On April 10, author and activist Jonathan Wilson-Wilson-Hartgrove spoke at a Come to the Table event on the topic of ‘Food and Myths that Divide’. Last year Wilson-Hartgrove co-authored White Poverty with Rev. William Barber, which explores and exposes the numerous myths about race and poverty in the United States. Wilson-Hartgrove facilitated a discussion about the stories that are told and perpetuated in the U.S., and how those stories are maintained to establish certain economic, racial, and political structures. Through the understanding that stories have allowed certain groups to remain in power and others to have their rights compromised, Wilson-Hartgrove asks, “What sort of people is any story claiming us to be? And how are these stories being read to either push back against the way power is used and abused in the world, or to offer an alternative?”

Stories are told to remind us who we are and to also push back against other myths. “This contestation of myths is wrestling with what is the story that tells us who we are and who we want to be?”
In uncovering the stories (read: myths) about race and class that were told and retold throughout the 18th century, Reconstruction, and the Jim Crow South, we can see how those stories functioned. These stories changed over time, but they were always aimed at accomplishing the same thing. “It was simply the myth of that moment, the main sense of the division that had been created in order to maintain a social hierarchy and economic arrangement that the people in power wanted,” Wilson-Hartgrove maintained. What does that mean for us today? Where do we see those stories, those myths that perpetuate an economic system that harms more than it benefits? As Wilson-Hartgrove asks, “What are the myths that are dividing us now, and how can we interrupt those stories?”
In conversations about food access and food insecurity, it is critical to pay attention to who is telling the story. For those who maintain power and financial security, the stories that are often told put responsibility on the individual and away from the systems that are keeping people poor and therefore in need of food. Such as: poverty is the fault of the individual, who will not work hard enough nor take advantage of every opportunity allotted to them. And also: people are hungry in the United States today not because people are poor but because there is not enough food.
These narratives, as Wilson-Hartgrove points out, seek to divide. Because “everybody’s got to eat, and yet, in so many ways, the ways we eat and where we eat are based on our divisions.” One attendee emphasized these divisions when discussing school meals. There is often a stigma around students who receive school lunch and have to wait in lines to access food, while other students bring packed lunches with them to the cafeteria. However, just as food can divide, food also has the power to interrupt stories of division and create belonging.
The food pantry can be a space where people who differ in class, race, gender, religion and more are proximate with one another. But as Wilson-Hartgrove stated, “I’ve spent my whole life in the South, so I recognize that there is always the possibility of deep intimacy, or at least real proximity without justice.” What, then, is needed in emergency food assistance spaces, wherein the roles of giver and receiver are so well established that it can be difficult to interrupt that binary?
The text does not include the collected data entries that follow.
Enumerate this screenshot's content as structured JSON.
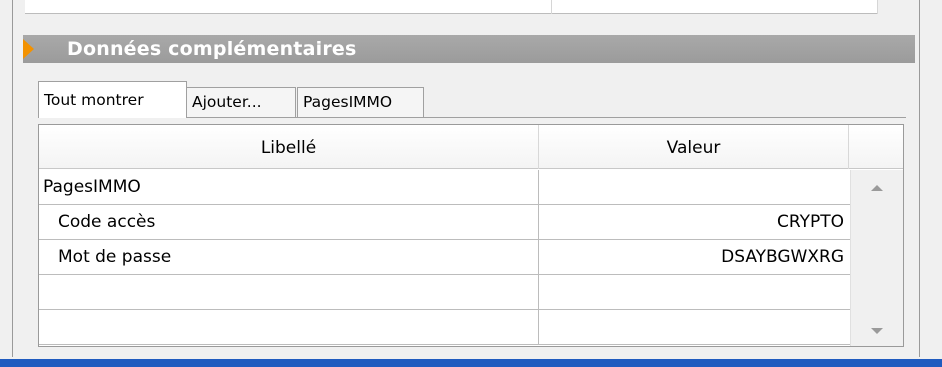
{
  "section": {
    "title": "Données complémentaires",
    "accent_color": "#f39200",
    "header_color": "#a3a3a3"
  },
  "tabs": [
    {
      "label": "Tout montrer",
      "active": true
    },
    {
      "label": "Ajouter...",
      "active": false
    },
    {
      "label": "PagesIMMO",
      "active": false
    }
  ],
  "grid": {
    "columns": [
      "Libellé",
      "Valeur"
    ],
    "rows": [
      {
        "libelle": "PagesIMMO",
        "valeur": ""
      },
      {
        "libelle": "Code accès",
        "valeur": "CRYPTO"
      },
      {
        "libelle": "Mot de passe",
        "valeur": "DSAYBGWXRG"
      },
      {
        "libelle": "",
        "valeur": ""
      },
      {
        "libelle": "",
        "valeur": ""
      }
    ]
  },
  "bottom_bar_color": "#1f5bbf"
}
Perhaps it is, as Wilson-Hartgrove commented, “proximity plus a commitment to pursuing real justice.” So, when it comes to emergency food assistance spaces, how can that commitment happen?
Wilson-Hartgrove left attendees with a hopeful challenge: “I think it is on all of us to build the kinds of communities that will connect us to our neighbors, from which we’ve become disconnected largely. And what inspires people to interrupt those myths is a deeper story that tells us that who I am and who you are is always bound up with our neighbors, no matter what story we’ve been told about how we’re different.”